Baca juga: Tio Oen Bik, Tokoh Tionghoa yang Terlupakan
Oei Jan Lee menikah dengan perempuan Eropa, Christina Johanna van Wijk, pada 1889. Pada waktu itu, orang yang bukan Eropa menikah dengan seorang perempuan Eropa, maka dia masuk ke golongan Eropa.
“Contohnya Rd. Ismangoen Danoe Winoto dan Mr. Oei Jan Lee (Johan Lee); keduanya dipersamakan dengan orang Eropa, malahan yang tersebut belakangan menjadi Nederlander (warga negara Belanda, red.) karena naturalisatie (naturalisasi),” tulis Sudargo Gautama dalam Segi-Segi Hukum Peraturan Perkawinan Tjampuran: (Staatblad 1898 No. 158).
Oleh karena itu, kendati Oei Jan Lee yang pertama kuliah hukum di Universitas Leiden. Namun, sejarawan Harry A. Poeze dalam Di Negeri Penjajah, menyebut orang Indonesia pertama yang meraih gelar Meester in de rechten (Mr.) atau sarjana hukum adalah Raden Mas Gondowinoto pada 1918.
Gondowinoto lahir pada 1889 di Yogyakarta. Putra dari Pangeran Notodirodjo, saudara Pakoe Alam VI. Ayahnya sangat peduli dengan pendidikan. Karenanya dia dan saudara-saudaranya dimasukkan ke sekolah Belanda. Setelah lulus pendidikan ELS dan HBS pada 1907, dia menyusul kakaknya, Raden Mas Notokworo, meneruskan pendidikan ke Negeri Belanda.
Notokworo menjadi orang Indonesia pertama yang menjadi dokter dari Universitas Leiden tanpa lebih dulu mengikuti pendidikan STOVIA (Sekolah Dokter untuk Bumiputra) di Hindia Belanda.

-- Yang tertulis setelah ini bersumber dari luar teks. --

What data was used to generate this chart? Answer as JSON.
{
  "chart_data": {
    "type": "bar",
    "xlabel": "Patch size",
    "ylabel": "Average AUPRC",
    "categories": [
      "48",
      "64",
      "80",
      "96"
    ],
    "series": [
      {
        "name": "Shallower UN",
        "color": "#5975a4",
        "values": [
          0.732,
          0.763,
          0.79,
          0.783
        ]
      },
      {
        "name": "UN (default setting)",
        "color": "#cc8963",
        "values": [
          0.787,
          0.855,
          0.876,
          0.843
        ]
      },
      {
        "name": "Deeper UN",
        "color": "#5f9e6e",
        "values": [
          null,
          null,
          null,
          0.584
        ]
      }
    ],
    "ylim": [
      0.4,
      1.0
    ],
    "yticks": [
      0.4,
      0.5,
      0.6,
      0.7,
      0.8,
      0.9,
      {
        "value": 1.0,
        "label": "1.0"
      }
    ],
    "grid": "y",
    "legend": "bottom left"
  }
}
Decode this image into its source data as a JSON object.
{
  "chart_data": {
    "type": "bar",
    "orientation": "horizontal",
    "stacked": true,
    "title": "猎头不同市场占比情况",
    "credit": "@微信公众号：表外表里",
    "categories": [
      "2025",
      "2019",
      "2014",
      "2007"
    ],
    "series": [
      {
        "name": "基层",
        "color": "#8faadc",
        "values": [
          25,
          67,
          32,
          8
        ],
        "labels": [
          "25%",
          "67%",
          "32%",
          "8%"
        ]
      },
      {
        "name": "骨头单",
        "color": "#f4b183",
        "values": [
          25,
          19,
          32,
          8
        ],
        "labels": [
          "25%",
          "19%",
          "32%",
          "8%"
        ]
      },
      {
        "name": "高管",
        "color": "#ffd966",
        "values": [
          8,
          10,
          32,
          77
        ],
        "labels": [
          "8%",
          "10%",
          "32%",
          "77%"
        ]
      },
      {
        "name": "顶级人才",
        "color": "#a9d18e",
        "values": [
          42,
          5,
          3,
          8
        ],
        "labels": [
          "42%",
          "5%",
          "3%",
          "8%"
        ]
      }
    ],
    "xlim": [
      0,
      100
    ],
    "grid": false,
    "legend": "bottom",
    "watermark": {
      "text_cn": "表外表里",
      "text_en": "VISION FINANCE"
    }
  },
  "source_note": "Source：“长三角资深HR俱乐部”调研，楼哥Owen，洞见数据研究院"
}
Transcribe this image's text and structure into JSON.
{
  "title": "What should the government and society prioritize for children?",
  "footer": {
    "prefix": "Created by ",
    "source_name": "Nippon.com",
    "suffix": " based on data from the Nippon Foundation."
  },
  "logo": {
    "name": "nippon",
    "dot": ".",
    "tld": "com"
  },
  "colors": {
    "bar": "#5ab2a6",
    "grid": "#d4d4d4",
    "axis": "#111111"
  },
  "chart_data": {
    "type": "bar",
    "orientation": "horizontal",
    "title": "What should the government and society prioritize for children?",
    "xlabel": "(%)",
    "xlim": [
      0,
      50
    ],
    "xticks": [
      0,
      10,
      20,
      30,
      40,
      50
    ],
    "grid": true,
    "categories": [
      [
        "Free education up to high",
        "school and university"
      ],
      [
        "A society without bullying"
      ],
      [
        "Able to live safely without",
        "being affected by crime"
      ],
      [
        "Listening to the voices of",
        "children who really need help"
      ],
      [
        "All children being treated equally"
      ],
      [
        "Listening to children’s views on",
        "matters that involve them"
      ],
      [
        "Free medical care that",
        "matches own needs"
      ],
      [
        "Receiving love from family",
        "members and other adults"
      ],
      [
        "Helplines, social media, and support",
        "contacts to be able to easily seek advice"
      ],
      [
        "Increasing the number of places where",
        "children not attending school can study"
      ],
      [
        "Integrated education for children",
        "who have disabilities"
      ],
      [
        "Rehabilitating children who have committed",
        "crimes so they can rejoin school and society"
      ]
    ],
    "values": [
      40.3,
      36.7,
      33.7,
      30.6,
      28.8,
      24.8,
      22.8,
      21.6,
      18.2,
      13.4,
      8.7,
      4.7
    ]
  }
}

Pada 1910, Gondowinoto, yang menguasai bahasa Latin dan Yunani, mengikuti langkah kakaknya yang lain, Noto Soeroto, mengambil jurusan hukum di Universitas Leiden. Noto Soeroto menjadi orang Indonesia pertama yang menempuh ujian kandidat hukum atau kandidaatexamen (semacam sarjana muda). Namun, dia gagal meraih gelar Mr. Sehingga Gondowinoto yang menjadi orang Indonesia pertama meraih gelar Mr.
Setelah lulus tahun 1918, Gondowinoto kembali ke Indonesia. Penugasan pertamanya sebagai anggota Majelis Kehakiman di Makassar (1919-1921). Kariernya naik menjadi hakim ketua pada Pengadilan Pribumi di Makassar.
Dari Makassar, Gondowinoto bertugas di Kalimantan. Di sana dia pernah menjadi pembela Idham Chalid (kelak menjadi ketua PBNU) yang ketika itu menjadi penghulu di Setui, Kalimantan Selatan.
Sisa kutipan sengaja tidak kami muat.